Christie's is offering the work as one of the top lots of the sale, joined by Edouard Manet's Les Printemps - one of the crowning works of the impressionist movement, which is expected to set an artist record.
Les Constructeurs is valued at $16m-22m. The record for a Leger painting at auction is held by Study for the Woman in Blue, which made $39.2m at Sotheby's in 2008.
Painted in 1950, this is an early example of Les Constructeurs, which came before Leger created the imposing 10-foot tall canvas that he would designate the "etat definitif" later that year. It represents the upper portion of the final composition.
A larger version of this composition was created as the final work in the series, with Leger expanding its size by 50% and keeping it for himself.
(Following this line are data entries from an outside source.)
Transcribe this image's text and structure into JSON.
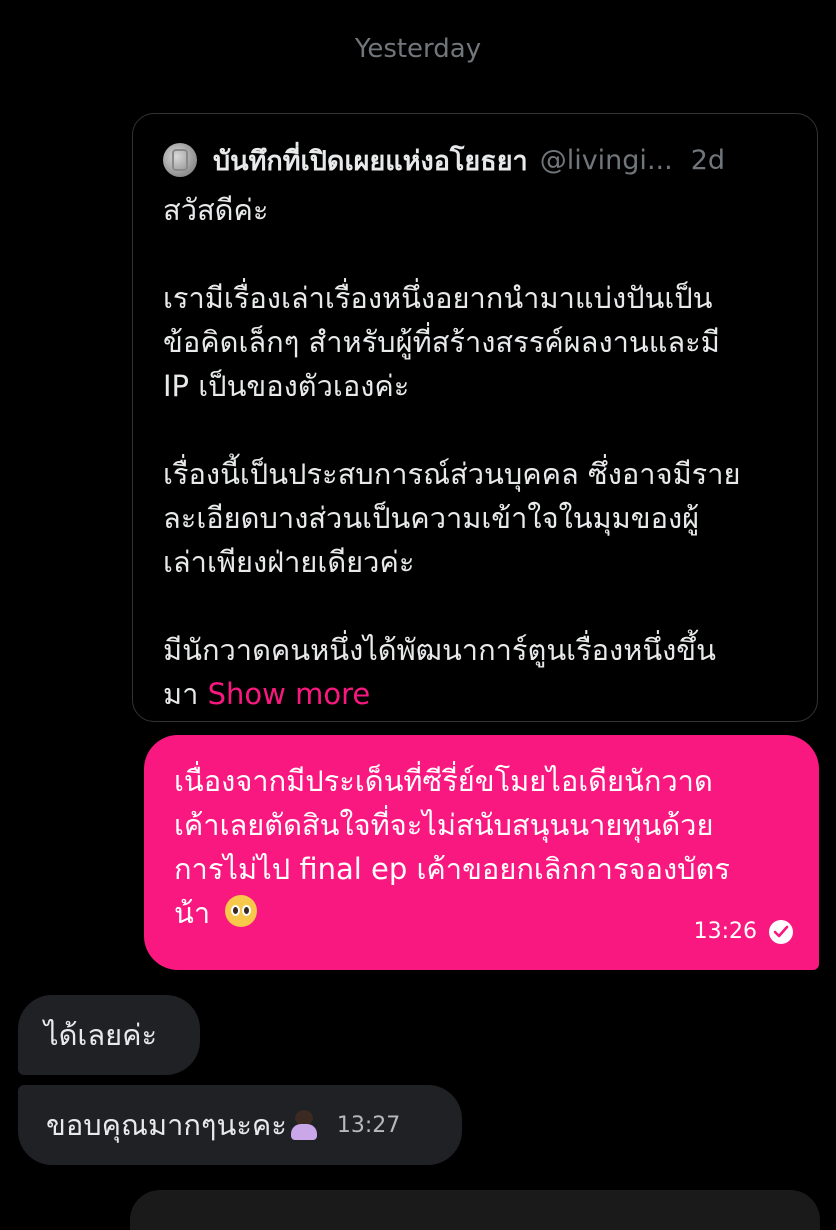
{
  "date_separator": "Yesterday",
  "quoted_post": {
    "author_name": "บันทึกที่เปิดเผยแห่งอโยธยา",
    "author_handle": "@livingi...",
    "time": "2d",
    "paragraphs": [
      [
        "สวัสดีค่ะ"
      ],
      [
        "เรามีเรื่องเล่าเรื่องหนึ่งอยากนำมาแบ่งปันเป็น",
        "ข้อคิดเล็กๆ สำหรับผู้ที่สร้างสรรค์ผลงานและมี",
        "IP เป็นของตัวเองค่ะ"
      ],
      [
        "เรื่องนี้เป็นประสบการณ์ส่วนบุคคล ซึ่งอาจมีราย",
        "ละเอียดบางส่วนเป็นความเข้าใจในมุมของผู้",
        "เล่าเพียงฝ่ายเดียวค่ะ"
      ],
      [
        "มีนักวาดคนหนึ่งได้พัฒนาการ์ตูนเรื่องหนึ่งขึ้น"
      ]
    ],
    "last_line_start": "มา",
    "show_more": "Show more"
  },
  "sent_message": {
    "lines": [
      "เนื่องจากมีประเด็นที่ซีรี่ย์ขโมยไอเดียนักวาด",
      "เค้าเลยตัดสินใจที่จะไม่สนับสนุนนายทุนด้วย",
      "การไม่ไป final ep เค้าขอยกเลิกการจองบัตร",
      "น้า"
    ],
    "emoji": "pleading-face-emoji",
    "time": "13:26",
    "status_icon": "check-circle-icon"
  },
  "received_messages": [
    {
      "text": "ได้เลยค่ะ",
      "time": ""
    },
    {
      "text": "ขอบคุณมากๆนะคะ",
      "emoji": "person-bowing-emoji",
      "time": "13:27"
    }
  ],
  "colors": {
    "background": "#000000",
    "sent_bubble": "#f91880",
    "received_bubble": "#1f2125",
    "link": "#f91880",
    "muted": "#71767b"
  }
}
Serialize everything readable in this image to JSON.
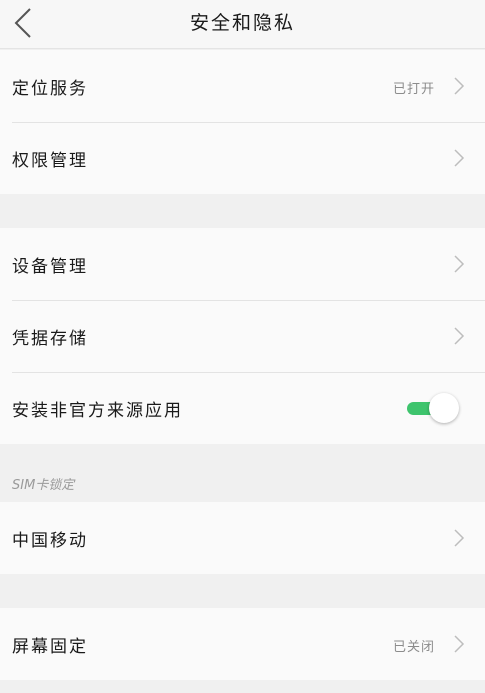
{
  "header": {
    "title": "安全和隐私"
  },
  "groups": [
    [
      {
        "label": "定位服务",
        "value": "已打开"
      },
      {
        "label": "权限管理",
        "value": ""
      }
    ],
    [
      {
        "label": "设备管理",
        "value": ""
      },
      {
        "label": "凭据存储",
        "value": ""
      },
      {
        "label": "安装非官方来源应用",
        "toggle_on": true
      }
    ],
    [
      {
        "label": "中国移动",
        "value": ""
      }
    ],
    [
      {
        "label": "屏幕固定",
        "value": "已关闭"
      }
    ]
  ],
  "sim_section_title": "SIM卡锁定",
  "colors": {
    "toggle_on": "#3ec46d",
    "chevron": "#bdbdbd"
  }
}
It was shown alongside the etat definitif in his posthumous 1963 exhibition in Moscow.
The piece was then donated to the Pushkin State Museum of Fine Arts by his wife, Nadia. The etat definitif is now housed in the National Museum Fernand Leger in Biot, France.
Léger explained his motives when creating the piece shortly before the exhibition: "A factory was under construction in the fields there. I saw the men swaying high up on the steel girders! I saw man like a flea; he seemed lost in the inventions with the sky above him.
"I wanted to render that; the contrast between man and his inventions, between the worker and all the metal architecture, that hardness, that ironwork, those bolts and rivets."
The market for Leger's work has been gaining momentum in recent years, with many of his works now breaking $10m at auction. His art is prized for its personal interpretation of cubism, with his simplification of modern subject matter considered a precursor to pop art.